In allen wichtigen sekundären Endpunkten erwies sich Relugolix als überlegen im Vergleich zu Leuprorelin, so war beispielsweise der Anteil mit PSA-Senkung an Tag 15 und erneuter Bestätigung an Tag 29 mit 79,4 % deutlich höher als unter Leuprorelin mit 19,8 % (p < 0,0001).

Die Testosteron-Senkung verlief signifikant rascher. Der Testosteron-Spiegel war an Tag 15 bei 98,7 % unter Relugolix und bei 12,0 % unter Leuprorelin unter 50 ng/dl gesunken (p < 0,0001).

Wie erwartet, kam es unter Leuprorelin zunächst zu einem Testosteron-Anstieg, während der Testosteron-Spiegel unter Relugolix schon an Tag 4 der Behandlung unterhalb von 50 ng/ml lag.

Die Compliance war in beiden Gruppen mit über 99 % gut.

Verträglichkeit vergleichbar

Unerwünschte Wirkungen traten in beiden Gruppen ähnlich häufig auf, bei 18 % der Patienten im Relugolix-Arm und bei 20,5 % im Leuprorelin-Arm kam es zu schweren unerwünschten Wirkungen vom Grad 3 oder höher.

Die häufigsten unerwünschten Wirkungen waren in beiden Gruppen auf den Abfall des Testosteron-Spiegels zurückzuführen. Hitzewallungen traten insgesamt bei über 50 % der Patienten auf, Fatigue bei 21,5 % unter Relugolix und 18,5 % unter Leuprorelin. Unter Relugolix kam es häufiger zu Durchfall (12,2 % vs. 6,8 %), dieser war jedoch meist leicht oder mäßig schwer ausgeprägt.

Weniger kardiovaskuläre Ereignisse unter Relugolix

In einer vordefinierten Analyse zur kardiovaskulären Sicherheit betrug die Rate schwerer kardiovaskulärer Ereignisse (MACE = nichttödlicher Herzinfarkt oder Schlaganfall, Tod jeder Ursache) unter 48 Wochen Relugolix-Behandlung 2,9 %, unter Leuprorelin-Therapie 6,2 %.

Männer mit MACE innerhalb der letzten sechs Monate waren von der Studie ausgeschlossen. Trotzdem hatten noch rund 14 % der Patienten in beiden Gruppen ein MACE in der Anamnese. Bei diesen Patienten lag die MACE-Rate unter Relugolix bei 3,6 %, unter Leuprorelin bei 17,8 % (Odds-Ratio [OR] 5,8). Bei Männern ohne MACE in der Anamnese lag die Ereignisrate bei 2,8 bzw. 4,2 % (OR 1,5).
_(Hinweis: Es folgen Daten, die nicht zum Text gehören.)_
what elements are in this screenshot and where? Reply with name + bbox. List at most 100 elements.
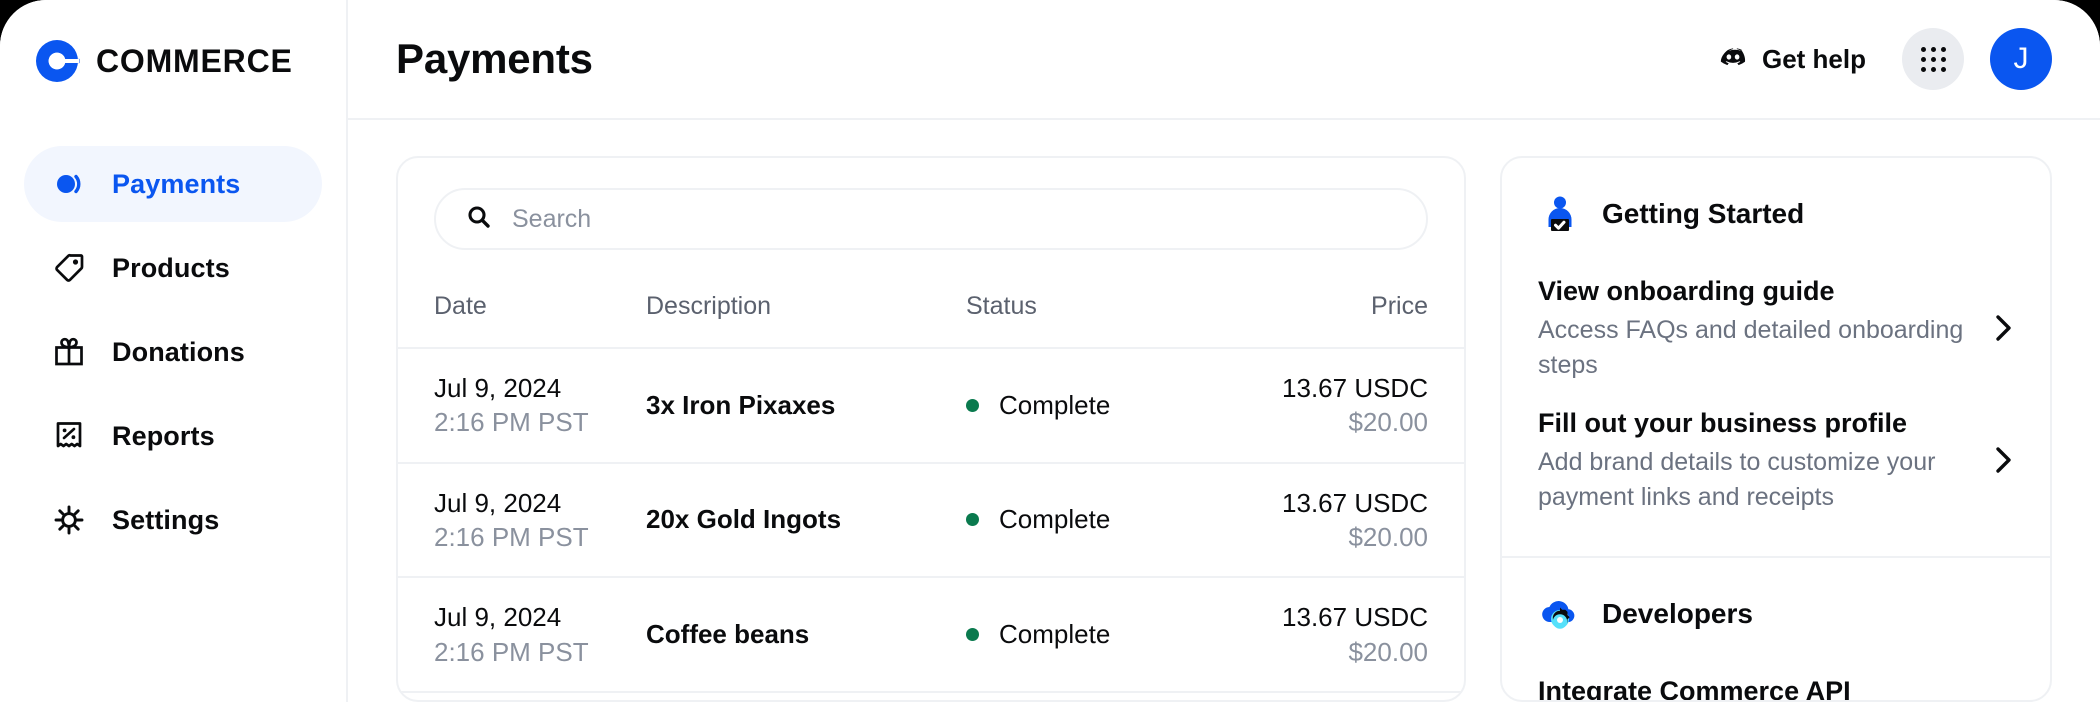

Die Kaplan-Meier-Analyse der kumulativen Inzidenz von MACE über 48 Wochen ergab für Relugolix eine Rate von 5,6 %, für Leuprorelin von 2,8 %. Die Hazard-Ratio von 0,46 entspricht einer Senkung des Risikos für ein MACE um 54 % durch Relugolix im Vergleich zu Leuprorelin (Hazard-Ratio 0,46; 95%-Konfidenzintervall 0,24–0,88; Abb. 1).

Abb. 1. Kaplan-Meyer-Analyse zur kumulativen Inzidenz von schweren kardiovaskulären Ereignissen in der HERO-Studie über 48 Wochen [1, 2]

Fazit der Autoren

Aufgrund der Ergebnisse der HERO-Studie sind die Autoren der Meinung, dass Relugolix das Potenzial hat, ein neuer Standard in der Androgendeprivationstherapie bei Männern mit fortgeschrittenem Prostatakarzinom zu werden.

Quellen

1. Shore ND, et al. HERO phase III trial: Results comparing relugolix, an oral GnRH receptor antagonist, versus leuprolide acetate for advanced prostate cancer. 2020 ASCO Virtual Scientific Program. J Clin Oncol 2020;38(Suppl.):Abstract 5602, https://meetinglibrary.asco.org/record/191602/abstract.

2. Shore ND, et al. Oral relugolix for androgen-deprivation therapy in advanced prostate cancer. N Engl J Med 2020;382:2187–96.